By Harvey Brock
Last spring I wrote about visiting the Williston Basin Conference in Regina, Saskatchewan. Beyond learning a heck of a lot about the industry, it was an opportunity to visit towns along the way that receive our publication, “The Drill.”
Noonan is located in Divide County at the intersection of N.D. Highways 5 and 40. I remember it had a few businesses and a couple of bars. I remember thinking, compared to some of the other small towns I drove through, it really hadn’t been impacted by the oil boom. I had heard the bars were serving food because oilfield workers were living in houses that had been empty for years.

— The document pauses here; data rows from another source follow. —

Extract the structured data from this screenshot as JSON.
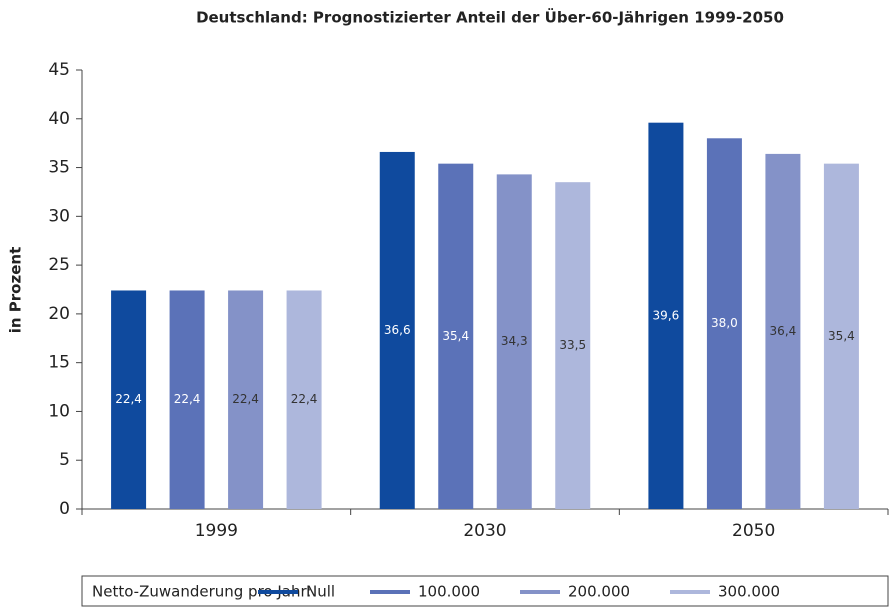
{
  "chart_data": {
    "type": "bar",
    "title": "Deutschland: Prognostizierter Anteil der Über-60-Jährigen 1999-2050",
    "y_label": "in Prozent",
    "legend_title": "Netto-Zuwanderung pro Jahr:",
    "legend": "bottom",
    "categories": [
      "1999",
      "2030",
      "2050"
    ],
    "series": [
      {
        "name": "Null",
        "color": "#0f4a9e",
        "values": [
          22.4,
          36.6,
          39.6
        ],
        "value_labels": [
          "22,4",
          "36,6",
          "39,6"
        ]
      },
      {
        "name": "100.000",
        "color": "#5b72b8",
        "values": [
          22.4,
          35.4,
          38.0
        ],
        "value_labels": [
          "22,4",
          "35,4",
          "38,0"
        ]
      },
      {
        "name": "200.000",
        "color": "#8492c8",
        "values": [
          22.4,
          34.3,
          36.4
        ],
        "value_labels": [
          "22,4",
          "34,3",
          "36,4"
        ]
      },
      {
        "name": "300.000",
        "color": "#adb7dc",
        "values": [
          22.4,
          33.5,
          35.4
        ],
        "value_labels": [
          "22,4",
          "33,5",
          "35,4"
        ]
      }
    ],
    "ylim": [
      0,
      45
    ],
    "yticks": [
      0,
      5,
      10,
      15,
      20,
      25,
      30,
      35,
      40,
      45
    ]
  }
}
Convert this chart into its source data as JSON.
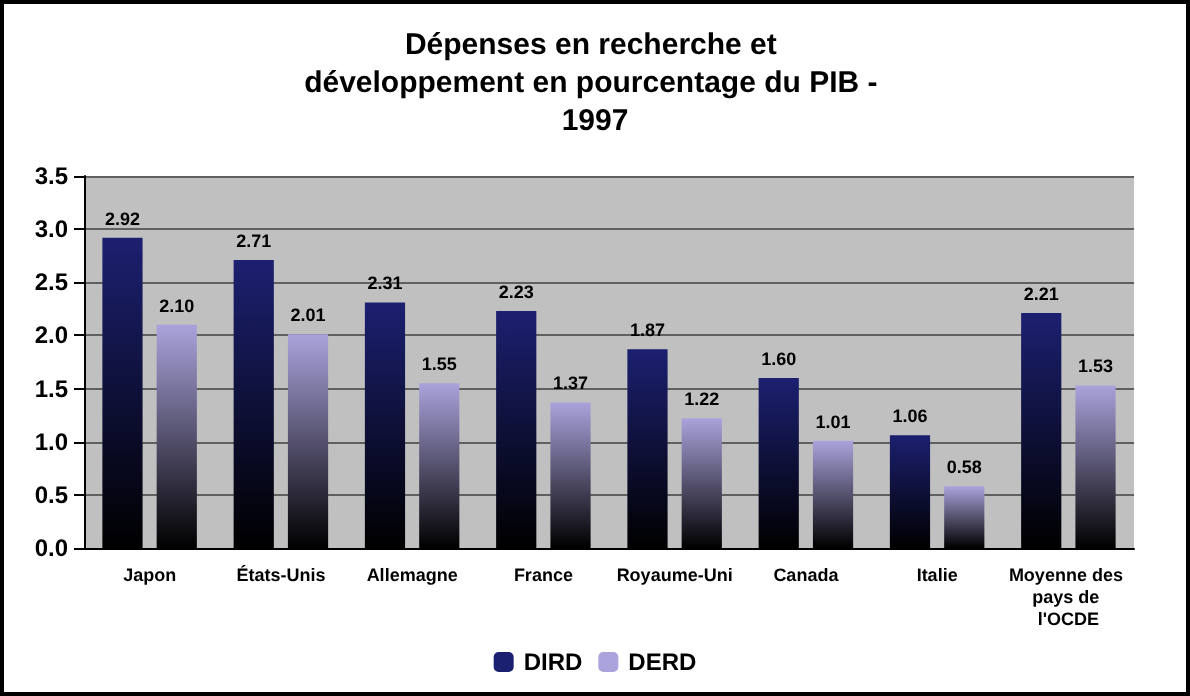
{
  "chart_data": {
    "type": "bar",
    "title": "Dépenses en recherche et développement en pourcentage du PIB - 1997",
    "categories": [
      "Japon",
      "États-Unis",
      "Allemagne",
      "France",
      "Royaume-Uni",
      "Canada",
      "Italie",
      "Moyenne des pays de l'OCDE"
    ],
    "series": [
      {
        "name": "DIRD",
        "color": "#1c2070",
        "values": [
          2.92,
          2.71,
          2.31,
          2.23,
          1.87,
          1.6,
          1.06,
          2.21
        ],
        "value_labels": [
          "2.92",
          "2.71",
          "2.31",
          "2.23",
          "1.87",
          "1.60",
          "1.06",
          "2.21"
        ]
      },
      {
        "name": "DERD",
        "color": "#aaa3dc",
        "values": [
          2.1,
          2.01,
          1.55,
          1.37,
          1.22,
          1.01,
          0.58,
          1.53
        ],
        "value_labels": [
          "2.10",
          "2.01",
          "1.55",
          "1.37",
          "1.22",
          "1.01",
          "0.58",
          "1.53"
        ]
      }
    ],
    "ylim": [
      0,
      3.5
    ],
    "yticks": [
      {
        "value": 0,
        "label": "0.0"
      },
      {
        "value": 0.5,
        "label": "0.5"
      },
      {
        "value": 1,
        "label": "1.0"
      },
      {
        "value": 1.5,
        "label": "1.5"
      },
      {
        "value": 2,
        "label": "2.0"
      },
      {
        "value": 2.5,
        "label": "2.5"
      },
      {
        "value": 3,
        "label": "3.0"
      },
      {
        "value": 3.5,
        "label": "3.5"
      }
    ],
    "grid": "y",
    "legend": "bottom"
  }
}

On Feb. 28, Divide County Emergency Manager Jody Gunlock received a tip about hundreds of radioactive filter socks used in oil drilling in an abandoned Noonan gas station. At about five times the radiation level of natural background soil in the area, the socks registered at twice the radiation of the filter socks discovered stockpiled near Watford City last month, according to Scott Radig, director of waste management for the North Dakota Department of Health.
I have to agree with Gunlock’s opinion that the disposal was intentional and not accidental. With apologies to Noonan, the town is not really a destination point, and it is fortunate residents were lucky that someone tipped off authorities because it could have gone on longer and became even more hazardous.
One has to wonder where else contaminants like this are being illegally dumped across the state. Western North Dakota is a huge, isolated, geographical area. It is hard to believe that there aren’t many more such sites with the greed and lack of concern for the environment that is becoming seemingly more commonplace here.
The people of Noonan and North Dakota should be able to live without fear of environmental hazards in their towns.
Ironically, cleaning up the site will be done at the state’s expense because the alleged owner of the filter socks is a fugitive wanted for felony larceny charges who escaped law enforcement custody in Wyoming. Whether he knew the dumping was occurring or not, he can’t be the only one culpable. He didn’t drill the wells. Accidents happen, but oil companies working in oil development within the Bakken need to understand that violating the rules and regulations in place to protect our state will not be tolerated.
Companies that knowingly put the environment at risk and those companies who contract with them should be prosecuted to the fullest extent of the law and should no longer be allowed to do business in North Dakota.